Erklärungsansätze hat Hagen mehrere. Einer ist dieser: „Vielen Geschäftsleuten und Privatpersonen geht es finanziell schlechter – oder sie haben zumindest die Angst, dass es ihnen in Zukunft finanziell schlechter gehen könnte und wollen deshalb ihr Geld zusammenhalten.“ Außerdem beobachte er, dass die jüngere Generation oft nicht so eine starke Bindung an den Stadtteil habe, in dem sie lebe. Und zu guter Letzt habe sich bei vielen Bürgerinnen und Bürgern eine Art „Helikopterstaat“-Mentalität festgesetzt. „Darum soll sich die Stadt kümmern“, höre er häufig als Antwort auf ehrenamtliche Vorstöße.

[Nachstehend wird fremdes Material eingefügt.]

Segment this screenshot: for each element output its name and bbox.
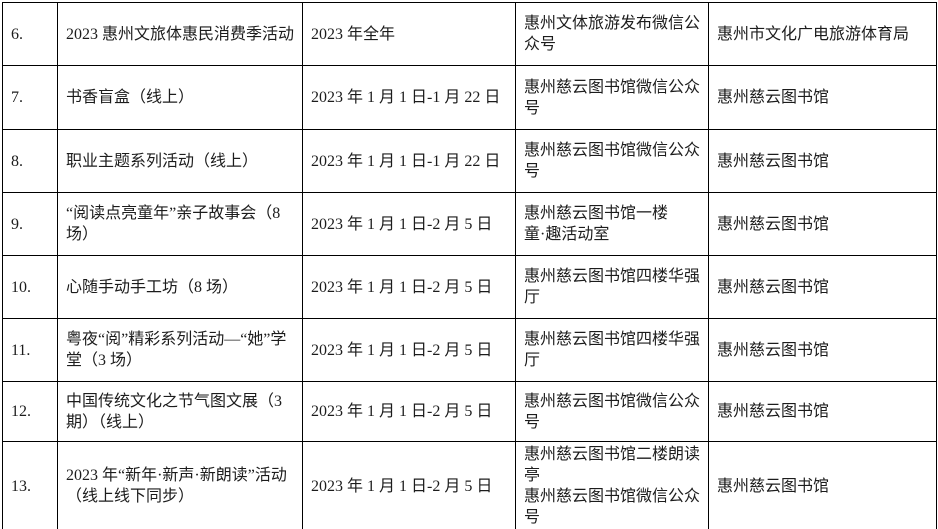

Hagen will ausdrücklich nicht jammern oder gar um Geld betteln. Er wünscht sich mehr Verständnis und Respekt für die Rolle von Ehrenamtlichen. „Manchmal hat man das Gefühl, man wird den Leuten regelrecht lästig, wenn man um Unterstützung für ein Projekt bittet“, ist seine Erfahrung. Nach einem Bericht unserer Redaktion über die Suche nach Sponsoren für die Blumenampeln habe es in den Sozialen Medien sogar hämische Kommentare gehagelt: „Es hieß, ich sei peinlich, dass ich um Geld betteln müsse, oder ob ich die Blumen nicht selbst gießen könne.“

Straßenmusik in Essen-Holsterhausen für den 20. Mai geplant

Dabei hat der 65-Jährige nicht den Eindruck, dass die Menschen im Stadtteil auf Blumen und Musikfeste verzichten wollen. Oft werde er sogar gefragt: Wann kommen denn die Blumenampeln? „Die Leute halten das einfach für selbstverständlich, kommen gar nicht Idee zu fragen, ob es dieses Jahr klappt“, sagt er. Hagen hat sogar schon darüber nachgedacht, sein Engagement 2024 einfach einmal ruhen zu lassen. „Das will ich aber auch nicht wirklich, dafür ist mir der Stadtteil zu wichtig.“

Also richtet er den Blick erst einmal nach vorn, auf das Straßenmusikfest am Samstag, 20. Mai. Zwölf Musikerinnen und Musiker – wer genau, bleibt noch geheim – spielen ab 18.30 Uhr an vier Standorten entlang der Gemarkenstraße. Gespielt wird ein Mix aus Coversongs, Rock und anderen Musikrichtungen an der Gemarkenstraße/Ecke Carmerstraße, auf dem Vorplatz der Kirche St. Mariä Empfängnis, an der Savignystraße und an der Gemarkenstraße 45. Der Eintritt ist frei, für die Musikerinnen und Musiker geht der Hut herum.